The Girl Who Forgot
What if you had a super power to be organized? I’m not talking about socks sorted in your dresser, coupons alphabetized, meetings and notes at work categorized for the next year. I mean a real power. So powerful that you could leave behind binders and notes to yourself after you get amnesia and it would be enough to fake being your old self. That is what The Rook by Daniel O’Malley is about.
Sort of.
Not really.
The heroine of the story, Myfanwy (rhymes with Tiffany) Thomas has organizational skills beyond belief, but her real power of taking over peoples nervous systems is what gets her into a “secret government agency that protects the world against supernatural threats” called the Checquy. She doesn’t really like using her real power so she rose to a high office, Rook, in the Checquy purely on her organizational skills. From the first page Myfanwy is unaware of who she is and we find out about her old life along with her as she reads the letters and notes from herself. Her memory loss has come about from nefarious means and she has to quickly get her act together to try to solve the mystery of who is trying to kill her before they try again. This is all done with the backdrop of Britain’s supernatural secret service. Intertwined with the mystery of who stole Myfanwy’s memory O’Malley gives us little pieces of droll explanation on the day to day operations of an organization that can deal equally well with a vampire coven and some intelligent mold bent on taking over the world. It’s all in a day’s work with time left over for tea. It’s sort of a cross between Harry Potter and James Bond. Except they are both played by a diminutive women who could take on both of them at once with a stapler and some manilla folders.
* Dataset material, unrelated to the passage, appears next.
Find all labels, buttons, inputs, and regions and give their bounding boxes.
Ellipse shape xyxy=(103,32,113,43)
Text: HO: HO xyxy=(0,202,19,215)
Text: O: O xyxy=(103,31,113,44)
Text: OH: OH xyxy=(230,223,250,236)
I was quickly pulled in to the story and was instantly rooting for Rook Myfanwy Thomas to figure out what in the world was happening and figure out who she was/is/would be. The hidden world of the supernatural that O’Malley creates is wonderfully strange without being over the top. Along with Myfanwy’s history we also get the history of Checquy and descriptions of the major players from Myfanwy 1.0 The history lessons usually come right when something exciting is going to happen and help to build some suspense around the action. And if you are concerned that all of the action only takes place in Great Britain there is even a connection to the American version of the Checquy, the Croatoan.
I enjoyed The Rook. It was clever and I am always a sucker for clever.